While still in high school he worked part time for All-American Comics, filling in backgrounds for book versions of the “Mutt and Jeff” comic strip. At age 20 he took a job at F.A.O. Schwarz, building window displays, but more importantly it got him an introduction to Ursula Nordstrom, the editor of children’s books at Harper & Row.
This introduction led to him illustrating many well known children’s books, and eventually the publication of the first book written and illustrated by him, “Kenny’s Window,” published in 1956.
Considered by most to be the most important children’s book artist of the Twentieth Century, he reinvented the genre and firmly established his career when his book “Where the Wild Things Are” was published in 1963.
In 1964 this book was awarded the Caldecott Medal, considered the Pulitzer Prize of children’s book illustration. Sendak wrote 19 books and illustrated many more, including the works of Leo Tolstoy, Herman Melville, William Blake, and Hans Christian Anderson.

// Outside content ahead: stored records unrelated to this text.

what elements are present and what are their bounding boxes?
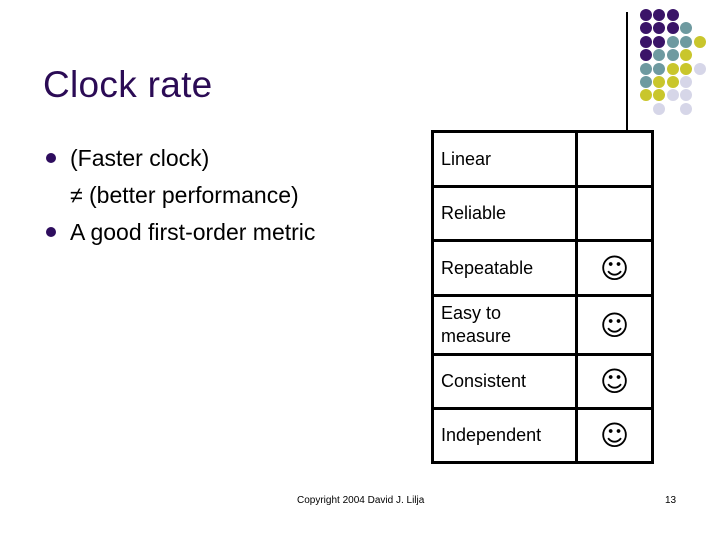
- bullet-dot-icon: [46, 153, 56, 163]
- decorative-dot: [653, 62, 666, 75]
- decorative-dot: [680, 62, 693, 75]
- decorative-dot: [653, 22, 666, 35]
- decorative-dot: [680, 89, 693, 102]
- property-label: Independent: [431, 407, 578, 464]
- decorative-dot: [666, 89, 679, 102]
- decorative-dot: [653, 102, 666, 115]
- decorative-dot: [666, 35, 679, 48]
- bullet-text: A good first-order metric: [70, 219, 316, 245]
- property-label: Reliable: [431, 185, 578, 242]
- bullet-dot-icon: [46, 227, 56, 237]
- decorative-dot: [653, 49, 666, 62]
- decorative-dot: [693, 62, 706, 75]
- decorative-dot: [666, 62, 679, 75]
- property-label: Repeatable: [431, 239, 578, 297]
- page-number: 13: [665, 495, 677, 506]
- decorative-dot: [640, 9, 652, 21]
- decorative-dot: [640, 62, 652, 75]
- slide-title: Clock rate: [43, 64, 213, 105]
- decorative-dot: [693, 35, 706, 48]
- decorative-dot: [653, 76, 666, 88]
- metric-properties-table: Linear Reliable Repeatable ☺ Easy to mea…: [431, 130, 655, 464]
- decorative-dot: [666, 49, 679, 62]
- decorative-dot: [640, 35, 652, 48]
- decorative-dot: [653, 89, 666, 102]
- smiley-icon: ☺: [574, 407, 655, 464]
- decorative-dot: [653, 9, 666, 21]
- smiley-icon: [574, 185, 655, 242]
- table-row: Easy to measure ☺: [431, 294, 655, 356]
- smiley-icon: ☺: [574, 239, 655, 297]
- property-label: Linear: [431, 130, 578, 188]
- bullet-text: ≠ (better performance): [70, 182, 299, 208]
- decorative-dot: [640, 22, 652, 35]
- bullet-item: (Faster clock): [46, 140, 406, 177]
- table-row: Independent ☺: [431, 407, 655, 464]
- property-label: Easy to measure: [431, 294, 578, 356]
- table-row: Consistent ☺: [431, 353, 655, 410]
- bullet-list: (Faster clock) ≠ (better performance) A …: [46, 140, 406, 251]
- decorative-dot: [666, 9, 679, 21]
- decorative-dot: [666, 76, 679, 88]
- table-row: Reliable: [431, 185, 655, 242]
- decorative-dot: [680, 22, 693, 35]
- decorative-dot: [680, 102, 693, 115]
- decorative-vertical-rule: [626, 12, 628, 132]
- decorative-dot: [680, 76, 693, 88]
- smiley-icon: ☺: [574, 353, 655, 410]
- decorative-dot: [680, 49, 693, 62]
- smiley-icon: [574, 130, 655, 188]
- decorative-dot: [640, 89, 652, 102]
- table-row: Repeatable ☺: [431, 239, 655, 297]
- smiley-icon: ☺: [574, 294, 655, 356]
- property-label: Consistent: [431, 353, 578, 410]
- decorative-dot: [680, 35, 693, 48]
- decorative-dot: [640, 49, 652, 62]
- bullet-item: A good first-order metric: [46, 214, 406, 251]
- bullet-continuation: ≠ (better performance): [46, 177, 406, 214]
- decorative-dot: [640, 76, 652, 88]
- decorative-dot: [666, 22, 679, 35]
- footer-copyright: Copyright 2004 David J. Lilja: [297, 495, 425, 506]
- bullet-text: (Faster clock): [70, 145, 210, 171]
- table-row: Linear: [431, 130, 655, 188]
- decorative-dot: [653, 35, 666, 48]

Prior to his works, children’s books featured clean-cut heroes and heroines with pure agendas and fairy tale endings. Sendak introduced a world less safe and sure, where the main characters were not always on their best behavior. Often the characters were less than likeable and prone to bad decisions and the trouble that follows them.
Teaching proper morals through gently cautionary tales was not his style either. He illustrated a children’s world that more realistically reflected the many recesses of a child’s mind, often drawing criticism for his departure from the more formulaic “They lived happily ever after” endings that dominated children’s books up to that point.

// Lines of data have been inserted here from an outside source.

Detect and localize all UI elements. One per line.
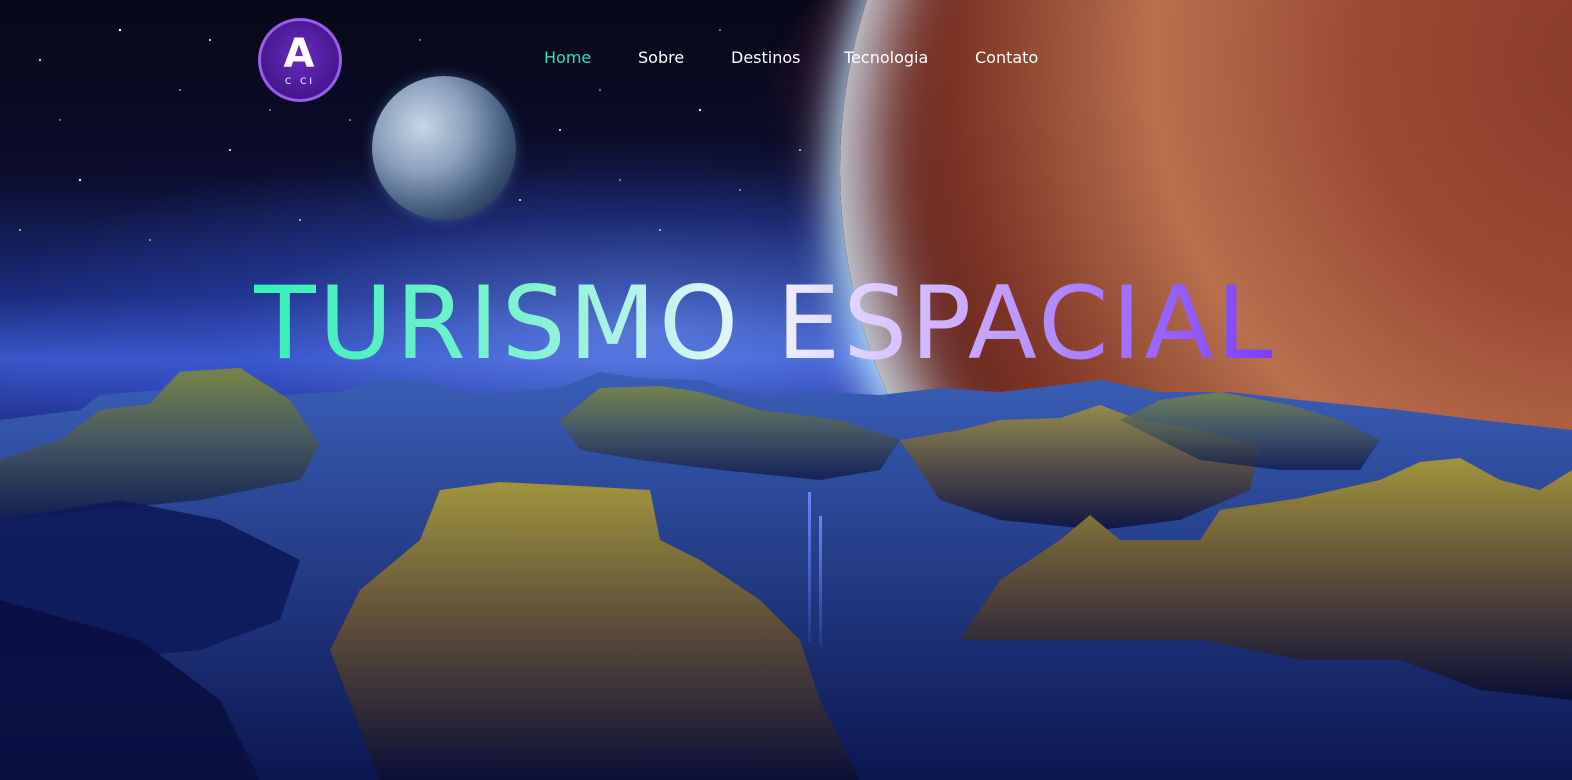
nav-item-sobre[interactable]: Sobre [638,48,684,67]
logo-letter: A [283,31,317,77]
light-beam [808,492,811,642]
light-beam [819,516,822,646]
hero-title: TURISMO ESPACIAL [254,264,1276,382]
nav-item-destinos[interactable]: Destinos [731,48,800,67]
nav-item-tecnologia[interactable]: Tecnologia [844,48,928,67]
logo-subtitle: C CI [284,77,316,87]
site-logo[interactable]: A C CI [258,18,342,102]
nav-item-home[interactable]: Home [544,48,591,67]
hero-section: A C CI Home Sobre Destinos Tecnologia Co… [0,0,1572,780]
canyon-landscape [0,368,1572,780]
nav-item-contato[interactable]: Contato [975,48,1038,67]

Growing up in the time of the Depression, World War II, and the Holocaust, in which many of his European relatives were lost, Sendak was made aware of the many dangers and vulnerabilities facing children, a fact reflected in his books time and again.
About the time his books became popular, the times they were a- changing. The Sixties and the societal upheaval that came with them forever closed the chapter on white picket fences and “Happily ever after,” a change in society that translated well in his works, and made identifying with his characters easy for the reader. This explains why the generation that was raised on his books are lifelong fans and pass this devotion on to their own children.
Known for his groundbreaking and often haunting illustrations, as well as his less than pearly white plots, it can be said that Sendak took children’s books from infancy, kicking and screaming, into puberty.
Firmly entrenched in the world of children’s literature, his work will be appreciated long past his death.